Avec Seules les bêtes, un thriller savamment construit qui nous emmène dans les causses cévenols, Dominik Moll renoue avec une narration toute en découpages temporels qui avait fait le succès d’Harry, un ami qui vous veut du bien.
De la chèvre d’Abidjan au bouc de Lozère
Dans un quartier populaire d’Abidjan, un jeune homme, chèvre ficelée sur le dos, frappe à la porte d’un marabout. A 5000 kilomètres de là, Alice, assistante sociale, parcourt à bord de sa petite voiture rouge les étendues enneigées du causse Méjean. Elle rend visite à Joseph, un agriculteur solitaire dont elle s’est amourachée. Elle apprécie sa belle gueule et ses grandes mains mais pas que. Michel, le mari d’Alice, un nounours qui ne décolle pas de son écran d’ordinateur, semble uniquement préoccupé par la comptabilité de son entreprise laitière. Au même moment, Evelyne, une Parisienne séjournant dans le secteur, disparaît au beau milieu du causse. Disparition face à laquelle Joseph le taiseux fait figure de coupable idéal... Nous voici plongés dans un thriller rural où, comme dans un Chabrol, chaque élément est bien identifié : la femme volage, le mari cocu et l’amant bouc émissaire.
Champ et hors-champ
Sauf que Dominik Moll, s’appuyant sur le roman éponyme de Colin Niel, tire les ficelles d’un scénario non linéaire. Une histoire à opacité variable dont les chapitres vont s’écrire à la faveur d’un subtil découpage temporel. Car le spectateur est naïf, et n’est prêt à croire que ce qu’on lui donne à voir dans le champ du récit. Ainsi, à la manière du Rashōmon de Kurosawa, les faits se dévoilent au gré de personnages sans cesse reconsidérés, le film se construisant par ailleurs sur une série de portraits assez réussis. Une partie de cache-cache qui aurait vite fait de nous rendre chèvre s’il n’y avait une rupture de point de vue, à mi-parcours du film, modifiant notre perception des personnages et nous permettant d'observer l'envers du décor.

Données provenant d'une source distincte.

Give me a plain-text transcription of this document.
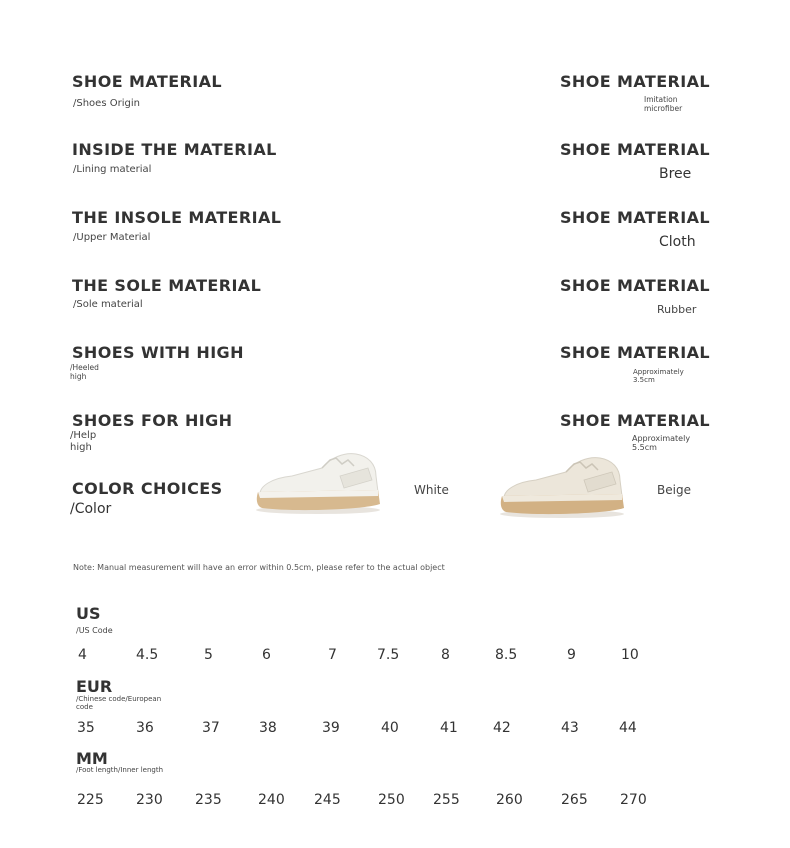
SHOE MATERIAL
/Shoes Origin
SHOE MATERIAL
Imitation microfiber
INSIDE THE MATERIAL
/Lining material
SHOE MATERIAL
Bree
THE INSOLE MATERIAL
/Upper Material
SHOE MATERIAL
Cloth
THE SOLE MATERIAL
/Sole material
SHOE MATERIAL
Rubber
SHOES WITH HIGH
/Heeled high
SHOE MATERIAL
Approximately 3.5cm
SHOES FOR HIGH
/Help high
SHOE MATERIAL
Approximately 5.5cm
COLOR CHOICES
/Color
White	Beige
Note: Manual measurement will have an error within 0.5cm, please refer to the actual object
US
/US Code
4	4.5	5	6	7	7.5	8	8.5	9	10
EUR
/Chinese code/European code
35	36	37	38	39	40	41	42	43	44
MM
/Foot length/Inner length
225 230 235	240 245	250 255	260	265 270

Cau(s)se toujours tu m’intéresses
Car ici le mensonge est dans toutes les étables. La femme trompant son mari et réciproquement, la bourgeoise mentant à sa maîtresse et l’exquise amandine s'amusant de son gogo de Zorro. La vérité quant à elle n'en finit pas de se dérober comme par un effet de désemboîtement ou de zoom arrière. Elle prend la forme, au sens propre comme au figuré, d'une sorte de trou noir où chacun finira par s'abimer. Trou noir auquel répond en miroir l’œil impavide des bêtes, témoins aux premières loges de la duplicité des hommes. Dominik Moll établit par ailleurs des ponts entre des univers aussi contrastés qu'éloignés, donnant à sa fable grinçante une dimension universelle. La froideur du causse cévenol en contre-champ de la bouillonnante capitale ivoirienne. Ici les « Blancs » empêtrés dans leur misère sentimentale, là des jeunes hackers ivoiriens -surnommés les Brouteurs – désireux d'avoir leur part du bonheur et bien décidés à traire à distance les vaches à lait de l’eldorado européen.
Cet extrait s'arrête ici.